Concepedia

TLDR

Zero‑DCE does not require paired or unpaired reference images and may improve face detection in low‑light scenes. The authors propose Zero‑Reference Deep Curve Estimation to enhance low‑light images by learning image‑specific curves with a deep network. A lightweight DCE‑Net estimates pixel‑wise high‑order curves, trained with non‑reference losses that enforce pixel‑value range, monotonicity, and differentiability. The method is efficient, generalizes across lighting conditions, and outperforms state‑of‑the‑art techniques on multiple benchmarks while also benefiting face detection in darkness.

Abstract

The paper presents a novel method, Zero-Reference Deep Curve Estimation (Zero-DCE), which formulates light enhancement as a task of image-specific curve estimation with a deep network. Our method trains a lightweight deep network, DCE-Net, to estimate pixel-wise and high-order curves for dynamic range adjustment of a given image. The curve estimation is specially designed, considering pixel value range, monotonicity, and differentiability. Zero-DCE is appealing in its relaxed assumption on reference images, i.e., it does not require any paired or unpaired data during training.

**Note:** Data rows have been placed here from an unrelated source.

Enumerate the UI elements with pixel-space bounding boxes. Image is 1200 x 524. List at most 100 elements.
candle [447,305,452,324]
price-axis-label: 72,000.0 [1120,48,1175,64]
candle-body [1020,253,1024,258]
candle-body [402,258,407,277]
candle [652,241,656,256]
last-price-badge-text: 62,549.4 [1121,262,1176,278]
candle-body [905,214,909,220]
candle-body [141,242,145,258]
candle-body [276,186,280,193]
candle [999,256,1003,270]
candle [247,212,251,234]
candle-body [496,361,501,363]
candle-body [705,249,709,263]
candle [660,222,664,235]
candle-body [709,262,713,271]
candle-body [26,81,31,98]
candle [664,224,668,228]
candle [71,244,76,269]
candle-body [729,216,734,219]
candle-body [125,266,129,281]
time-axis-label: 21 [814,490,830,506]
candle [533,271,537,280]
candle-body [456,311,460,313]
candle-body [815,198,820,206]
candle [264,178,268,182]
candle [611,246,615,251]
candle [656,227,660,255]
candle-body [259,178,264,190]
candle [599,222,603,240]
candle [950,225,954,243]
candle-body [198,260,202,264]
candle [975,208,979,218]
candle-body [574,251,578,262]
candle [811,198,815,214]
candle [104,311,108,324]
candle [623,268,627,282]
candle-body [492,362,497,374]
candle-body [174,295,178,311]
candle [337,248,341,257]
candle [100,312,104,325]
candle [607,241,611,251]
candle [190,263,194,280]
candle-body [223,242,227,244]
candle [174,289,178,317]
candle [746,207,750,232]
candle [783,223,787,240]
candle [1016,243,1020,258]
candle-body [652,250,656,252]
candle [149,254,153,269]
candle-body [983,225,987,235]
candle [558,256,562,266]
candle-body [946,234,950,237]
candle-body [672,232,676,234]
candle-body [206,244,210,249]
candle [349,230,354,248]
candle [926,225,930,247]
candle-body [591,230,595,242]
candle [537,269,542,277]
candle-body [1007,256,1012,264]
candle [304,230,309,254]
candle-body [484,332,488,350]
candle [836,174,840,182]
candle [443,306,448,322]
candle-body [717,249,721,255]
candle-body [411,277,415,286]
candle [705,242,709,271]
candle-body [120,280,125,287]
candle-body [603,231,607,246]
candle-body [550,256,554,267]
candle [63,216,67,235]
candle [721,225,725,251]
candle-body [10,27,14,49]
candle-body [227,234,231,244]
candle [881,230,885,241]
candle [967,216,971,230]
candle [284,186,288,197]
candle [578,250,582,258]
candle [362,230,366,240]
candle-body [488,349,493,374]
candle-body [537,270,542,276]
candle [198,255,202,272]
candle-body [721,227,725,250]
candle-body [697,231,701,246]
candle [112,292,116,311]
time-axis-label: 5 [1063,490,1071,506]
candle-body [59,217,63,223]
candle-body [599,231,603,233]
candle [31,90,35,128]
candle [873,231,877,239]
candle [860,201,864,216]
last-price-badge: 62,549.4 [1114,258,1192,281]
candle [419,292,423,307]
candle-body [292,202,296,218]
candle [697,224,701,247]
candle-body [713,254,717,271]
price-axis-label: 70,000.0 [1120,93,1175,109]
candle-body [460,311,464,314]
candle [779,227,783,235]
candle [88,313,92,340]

This is achieved through a set of carefully formulated non-reference loss functions, which implicitly measure the enhancement quality and drive the learning of the network. Our method is efficient as image enhancement can be achieved by an intuitive and simple nonlinear curve mapping. Despite its simplicity, we show that it generalizes well to diverse lighting conditions. Extensive experiments on various benchmarks demonstrate the advantages of our method over state-of-the-art methods qualitatively and quantitatively. Furthermore, the potential benefits of our Zero-DCE to face detection in the dark are discussed.